Potato and Green Bean Salad is perfect to make ahead for any occasion, and travels well – just assemble it on the spinach leaves or other greens at the table, and give the veggies an extra toss before serving. It pairs well with fish or meat, but it’s also a filling dish on its own!
This version is vegan – but you can add a little feta cheese or freshly grated parmesan if you like.
Potato and Green Bean Salad
- 1 lb. tiny yellow potatoes, halved
- 1/2 lb. green beans, trimmed and cut into 2-3 inch pieces
- 1 1/2 cups cherry tomatoes
- Pitted Kalamata olives (about a cup)
- Champagne Vinaigrette
Add potatoes to a pot of boiling salted water. Boil for five minutes, then add the green beans and boil for an additional two minutes.

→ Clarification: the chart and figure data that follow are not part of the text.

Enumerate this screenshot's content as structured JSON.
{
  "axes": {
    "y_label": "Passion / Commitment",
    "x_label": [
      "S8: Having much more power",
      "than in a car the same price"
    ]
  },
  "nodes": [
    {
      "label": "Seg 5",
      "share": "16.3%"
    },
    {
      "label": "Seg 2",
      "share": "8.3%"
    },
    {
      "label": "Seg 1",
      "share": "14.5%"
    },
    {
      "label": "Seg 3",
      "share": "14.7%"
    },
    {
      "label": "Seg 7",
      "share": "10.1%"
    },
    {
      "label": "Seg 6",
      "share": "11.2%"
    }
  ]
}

Drain and rinse in cold water.
In a large bowl, gently combine the potatoes and green beans, tomatoes, and olives. Pat with paper towels or kitchen towel to remove any excess liquid. Sprinkle with salt and pepper and let sit for five minutes. Then add about 1/2 cup of vinaigrette, stirring gently until vegetables are coated (use more dressing if needed).
Refrigerate at least an hour or overnight.
To serve, give the vegetables a gentle toss and add a little more vinaigrette if dry. Serve over baby spinach or other greens.